The UK-based economic research house warned that US inflation could rise above 5% and that the recession would worsen if the US Congress "fails to pass timely fiscal stimulus because of Republican infighting."

US Federal Reserve boss Jerome Powell last week warned the tariffs would likely cause US inflation to rise and growth to slow. He also mentioned an "elevated" risk of higher unemployment. 

Markets are now betting that Powell will soon announce US rate cuts earlier than previously expected.

Trump's tariffs are widely expected to hinder China's economy, by disrupting export activities and causing substantial market volatility.

Beijing is expected to implement monetary and fiscal measures to offset the additional tariff and the People's Daily, the Communist Party's mouthpiece newspaper, tried to reassure Chinese readers that "the sky won't fall...  even if the US tariffs have an impact."

China's Foreign Ministry on Monday criticised Trump's tariffs as "economic bullying" and "inconsistent with international trade rules," urging the US to resolve trade tensions in a mutually beneficial way.

Foreign Ministry spokesperson Lin Jian refused to say whether Chinese President Xi Jinping would seek talks with Trump to resolve the trade war.

Trump has ruled out a deal with China until the US trade deficit with the world's second-largest economy is resolved. The Trump administration has defended the punitive tariffs as necessary for correcting imbalances between the US and its major trading partners.

Goldman Sachs said in a report Sunday that it had planned to upgrade its growth forecast for China before Trump's tariffs were announced. Goldman said the new levies would lower Chinese GDP growth by at least 0.7 percentage points this year.

Kaiyuan Securities said it expects the tariffs could slash Chinese exports to the US by almost a third, cut overall exports by more than 4.5%, and drag economic growth by 1.3 percentage points.
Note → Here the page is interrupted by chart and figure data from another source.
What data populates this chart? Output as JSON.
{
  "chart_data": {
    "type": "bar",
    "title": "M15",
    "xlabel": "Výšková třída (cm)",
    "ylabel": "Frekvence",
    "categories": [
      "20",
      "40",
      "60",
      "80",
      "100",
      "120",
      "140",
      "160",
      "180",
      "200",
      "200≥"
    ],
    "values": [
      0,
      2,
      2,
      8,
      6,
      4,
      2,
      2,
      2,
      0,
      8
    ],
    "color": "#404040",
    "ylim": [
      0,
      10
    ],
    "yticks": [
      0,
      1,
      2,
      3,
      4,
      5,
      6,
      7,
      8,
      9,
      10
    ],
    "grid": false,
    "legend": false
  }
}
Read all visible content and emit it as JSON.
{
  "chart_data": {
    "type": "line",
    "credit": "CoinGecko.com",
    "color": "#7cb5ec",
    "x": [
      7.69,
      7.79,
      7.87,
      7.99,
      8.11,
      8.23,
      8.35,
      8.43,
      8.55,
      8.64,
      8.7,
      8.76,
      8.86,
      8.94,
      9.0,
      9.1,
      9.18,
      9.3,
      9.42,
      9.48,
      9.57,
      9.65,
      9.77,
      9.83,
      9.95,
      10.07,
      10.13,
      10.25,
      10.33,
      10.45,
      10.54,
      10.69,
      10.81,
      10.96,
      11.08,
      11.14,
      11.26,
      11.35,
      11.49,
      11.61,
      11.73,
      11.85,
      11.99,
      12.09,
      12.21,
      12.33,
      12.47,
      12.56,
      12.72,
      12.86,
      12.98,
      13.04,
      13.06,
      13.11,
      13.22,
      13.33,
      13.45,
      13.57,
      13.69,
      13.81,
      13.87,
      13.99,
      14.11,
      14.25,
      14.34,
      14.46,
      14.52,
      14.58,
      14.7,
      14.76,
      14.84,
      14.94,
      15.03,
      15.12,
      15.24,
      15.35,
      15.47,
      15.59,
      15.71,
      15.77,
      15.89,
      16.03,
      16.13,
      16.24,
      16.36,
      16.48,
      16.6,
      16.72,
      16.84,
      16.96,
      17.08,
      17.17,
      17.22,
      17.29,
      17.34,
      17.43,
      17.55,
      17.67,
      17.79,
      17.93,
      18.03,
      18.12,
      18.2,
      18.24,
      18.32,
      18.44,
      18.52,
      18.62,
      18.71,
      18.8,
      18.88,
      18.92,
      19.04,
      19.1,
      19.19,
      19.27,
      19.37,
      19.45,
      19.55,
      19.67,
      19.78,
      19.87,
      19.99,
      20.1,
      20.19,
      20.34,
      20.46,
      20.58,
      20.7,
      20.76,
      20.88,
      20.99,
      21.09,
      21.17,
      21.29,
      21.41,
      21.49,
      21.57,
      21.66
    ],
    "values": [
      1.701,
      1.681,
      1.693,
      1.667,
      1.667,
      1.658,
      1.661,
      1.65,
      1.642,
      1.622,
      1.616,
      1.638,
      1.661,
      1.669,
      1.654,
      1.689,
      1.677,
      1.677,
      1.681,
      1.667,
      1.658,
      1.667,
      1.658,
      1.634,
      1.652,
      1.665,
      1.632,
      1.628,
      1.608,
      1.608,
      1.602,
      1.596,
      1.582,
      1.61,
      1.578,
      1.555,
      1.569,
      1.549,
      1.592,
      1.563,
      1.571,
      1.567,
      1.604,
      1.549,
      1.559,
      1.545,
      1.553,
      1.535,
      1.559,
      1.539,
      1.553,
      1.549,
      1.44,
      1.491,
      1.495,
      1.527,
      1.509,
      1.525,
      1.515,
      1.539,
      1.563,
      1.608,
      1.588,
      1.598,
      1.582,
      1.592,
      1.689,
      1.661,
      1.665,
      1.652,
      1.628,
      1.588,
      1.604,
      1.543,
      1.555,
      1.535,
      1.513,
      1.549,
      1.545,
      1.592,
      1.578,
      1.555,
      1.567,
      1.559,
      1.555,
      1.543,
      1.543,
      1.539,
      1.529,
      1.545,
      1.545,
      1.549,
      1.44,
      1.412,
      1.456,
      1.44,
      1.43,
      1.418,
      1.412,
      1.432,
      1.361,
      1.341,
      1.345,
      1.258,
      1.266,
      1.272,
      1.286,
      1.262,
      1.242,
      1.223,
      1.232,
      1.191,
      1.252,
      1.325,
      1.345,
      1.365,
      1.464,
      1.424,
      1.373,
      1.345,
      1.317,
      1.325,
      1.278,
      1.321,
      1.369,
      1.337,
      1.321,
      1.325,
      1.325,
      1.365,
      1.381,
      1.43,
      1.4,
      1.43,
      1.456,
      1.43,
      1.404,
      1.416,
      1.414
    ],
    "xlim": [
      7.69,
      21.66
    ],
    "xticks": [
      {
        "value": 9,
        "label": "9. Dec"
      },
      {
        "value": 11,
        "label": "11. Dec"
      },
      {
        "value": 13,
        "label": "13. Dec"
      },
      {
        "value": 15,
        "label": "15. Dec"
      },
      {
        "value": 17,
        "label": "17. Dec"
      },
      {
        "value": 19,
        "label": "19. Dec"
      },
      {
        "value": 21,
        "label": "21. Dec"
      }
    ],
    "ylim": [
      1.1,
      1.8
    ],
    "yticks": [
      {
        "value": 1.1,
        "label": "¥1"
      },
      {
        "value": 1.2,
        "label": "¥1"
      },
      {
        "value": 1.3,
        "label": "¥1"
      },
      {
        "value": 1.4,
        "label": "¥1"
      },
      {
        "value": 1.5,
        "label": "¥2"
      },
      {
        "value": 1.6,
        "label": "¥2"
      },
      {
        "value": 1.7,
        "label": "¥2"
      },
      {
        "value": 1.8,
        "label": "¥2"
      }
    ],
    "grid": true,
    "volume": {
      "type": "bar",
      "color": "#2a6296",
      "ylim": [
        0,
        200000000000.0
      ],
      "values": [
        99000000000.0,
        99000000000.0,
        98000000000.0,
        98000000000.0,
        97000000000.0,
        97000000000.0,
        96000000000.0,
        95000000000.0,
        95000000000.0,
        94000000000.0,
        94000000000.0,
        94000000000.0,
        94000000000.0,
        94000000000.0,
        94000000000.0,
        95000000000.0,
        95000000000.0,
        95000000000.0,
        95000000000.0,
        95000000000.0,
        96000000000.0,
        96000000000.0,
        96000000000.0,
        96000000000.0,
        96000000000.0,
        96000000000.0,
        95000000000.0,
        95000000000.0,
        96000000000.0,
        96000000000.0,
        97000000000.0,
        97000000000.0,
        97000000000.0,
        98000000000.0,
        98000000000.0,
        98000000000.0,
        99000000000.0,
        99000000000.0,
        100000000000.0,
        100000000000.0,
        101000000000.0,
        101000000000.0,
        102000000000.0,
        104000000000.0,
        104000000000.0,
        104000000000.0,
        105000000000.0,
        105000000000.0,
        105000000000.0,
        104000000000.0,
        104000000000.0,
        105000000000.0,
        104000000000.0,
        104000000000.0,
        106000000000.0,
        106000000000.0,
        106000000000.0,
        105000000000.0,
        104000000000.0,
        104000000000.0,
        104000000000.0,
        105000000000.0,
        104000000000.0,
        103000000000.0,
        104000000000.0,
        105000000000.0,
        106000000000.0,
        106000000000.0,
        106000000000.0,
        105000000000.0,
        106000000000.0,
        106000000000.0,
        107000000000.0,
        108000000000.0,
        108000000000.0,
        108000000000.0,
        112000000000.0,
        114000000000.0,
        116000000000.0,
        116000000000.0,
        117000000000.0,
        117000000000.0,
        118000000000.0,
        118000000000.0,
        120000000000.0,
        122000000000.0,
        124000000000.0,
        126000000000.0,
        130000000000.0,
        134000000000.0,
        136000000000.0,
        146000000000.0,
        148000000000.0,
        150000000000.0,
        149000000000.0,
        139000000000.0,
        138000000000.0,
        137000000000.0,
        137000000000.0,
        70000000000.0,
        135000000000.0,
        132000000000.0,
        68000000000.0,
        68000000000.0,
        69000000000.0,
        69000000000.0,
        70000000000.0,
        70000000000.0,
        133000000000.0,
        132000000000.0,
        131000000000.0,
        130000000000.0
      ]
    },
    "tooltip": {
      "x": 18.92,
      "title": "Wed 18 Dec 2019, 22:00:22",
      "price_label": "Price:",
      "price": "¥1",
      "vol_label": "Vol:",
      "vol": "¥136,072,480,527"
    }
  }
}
Cochrane from Moody's Analytics warned that China would certainly feel economic pain "because demand for its goods will be hit even harder [than the US]."

Deutsche Bank noted how China has gone from manufacturing 5% of global goods to 32% in thirty years while US-produced goods have fallen by more than a third to 15%.

The US exported $144.6 billion (€132 billion) in goods to China in 2024, much less than the $439.7 billion it imported, China's Commerce Department data showed.